“The rational approach to treatment is based on the accuracy of the diagnosis, and I can’t stress that enough. It’s critical that an adequate amount of time be spent to do a comprehensive evaluation.”
—David W. Goodman, MD Assistant Professor of Psychiatry, Johns Hopkins University School of Medicine, and Director, Adult Attention Deficit Disorder Center of Maryland
Adult ADD is too complex to be adequately diagnosed during a quick office visit with a mental healthcare provider, but this is unfortunately how many adult ADD diagnoses are carried out. Your mental healthcare provider may use the latest version of the Diagnostic and Statistical Manual of Mental Disorders (DSM-5) to determine if you meet the criteria for an adult ADD diagnosis, or may use other tools such as the Adult ADHD Self-Report Scale, the Connor’s Adult ADHD Rating Scale or the Copeland Symptom List for adult ADD.
These tools focus on common ADD symptoms like disorganization, forgetfulness, and inattention—an “inside the box” approach to adult ADD diagnosis. They may not take into account the fact that:
- “Attentional capacity” exists on a spectrum–even though subjective diagnostic tools indicate you either have it, or you don’t.
- Several physical conditions, medications and other substances can have negative effects that mimic ADD symptoms.
- Adults with ADD often suffer from comorbidities, or co-existing conditions, like mood or personality disorders, which can make an accurate ADD diagnosis very challenging.
- Mental health diagnoses can be influenced by the patient’s race, ethnicity, cultural background and gender.
That’s why Adult ADD Central promotes thinking “outside the box” about mental health diagnosis.

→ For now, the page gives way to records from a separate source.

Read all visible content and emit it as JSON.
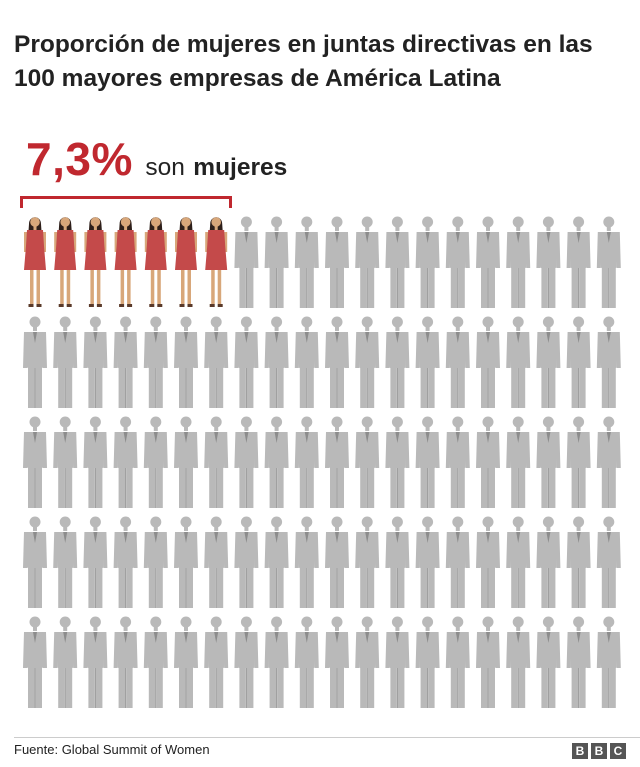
{
  "title": "Proporción de mujeres en juntas directivas en las 100 mayores empresas de América Latina",
  "headline": {
    "value": "7,3%",
    "text_regular": "son",
    "text_bold": "mujeres"
  },
  "source": "Fuente: Global Summit of Women",
  "logo": [
    "B",
    "B",
    "C"
  ],
  "colors": {
    "women_dress": "#c44a4a",
    "women_hair": "#2e1f1a",
    "women_skin": "#d8a77a",
    "men_suit": "#b9b9b9",
    "men_dark": "#8c8c8c",
    "accent": "#c0282f"
  },
  "chart_data": {
    "type": "pictogram",
    "total": 100,
    "columns": 20,
    "rows": 5,
    "categories": [
      "mujeres",
      "hombres"
    ],
    "values": [
      7,
      93
    ],
    "value_label": "7,3%"
  }
}
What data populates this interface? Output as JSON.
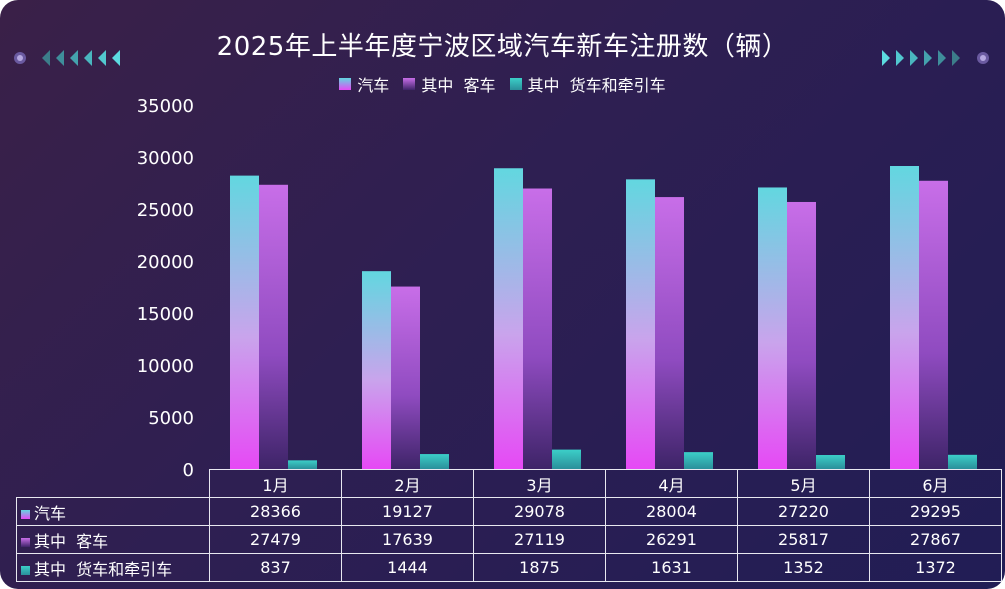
{
  "chart_data": {
    "type": "bar",
    "title": "2025年上半年度宁波区域汽车新车注册数（辆）",
    "categories": [
      "1月",
      "2月",
      "3月",
      "4月",
      "5月",
      "6月"
    ],
    "series": [
      {
        "name": "汽车",
        "values": [
          28366,
          19127,
          29078,
          28004,
          27220,
          29295
        ],
        "color": "#62d7e0",
        "color_bottom": "#e649f5"
      },
      {
        "name": "其中  客车",
        "values": [
          27479,
          17639,
          27119,
          26291,
          25817,
          27867
        ],
        "color": "#c86ee8",
        "color_bottom": "#3e2468"
      },
      {
        "name": "其中  货车和牵引车",
        "values": [
          837,
          1444,
          1875,
          1631,
          1352,
          1372
        ],
        "color": "#3ccfc8",
        "color_bottom": "#2a8f9a"
      }
    ],
    "yticks": [
      0,
      5000,
      10000,
      15000,
      20000,
      25000,
      30000,
      35000
    ],
    "ylim": [
      0,
      35000
    ],
    "legend_position": "top",
    "data_table": true
  },
  "yticks_text": [
    "35000",
    "30000",
    "25000",
    "20000",
    "15000",
    "10000",
    "5000",
    "0"
  ],
  "table": {
    "rows": [
      {
        "label": "汽车",
        "values": [
          "28366",
          "19127",
          "29078",
          "28004",
          "27220",
          "29295"
        ]
      },
      {
        "label": "其中  客车",
        "values": [
          "27479",
          "17639",
          "27119",
          "26291",
          "25817",
          "27867"
        ]
      },
      {
        "label": "其中  货车和牵引车",
        "values": [
          "837",
          "1444",
          "1875",
          "1631",
          "1352",
          "1372"
        ]
      }
    ]
  }
}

This means:
- Recognizing that every adult has his or her own unique biological make-up, identity, culture, personal history, and day-to-day experiences, all of which play a role in emotional and mental health.
- Acknowledging that attentional capacity exists on a spectrum, and each individual’s attentional capacity is different.
- Going beyond standard ADD symptom checklists to consider how factors like stress, work environment, socioeconomic status and prior trauma affect one’s mental and emotional health.
- Taking the time to listen to an individual’s whole story–not just looking at symptoms that might be caused by ADD.
Before speaking to a mental healthcare professional, it may help to go through the Adult ADD Central Clinical Assessment Preparation Guide, which prompts you to think about several factors that might be influencing your mental and emotional health, and perhaps contributing to ADD symptoms. The more information about these factors you provide to your mental healthcare provider, the more likely you are to receive an appropriate diagnosis–and appropriate treatment.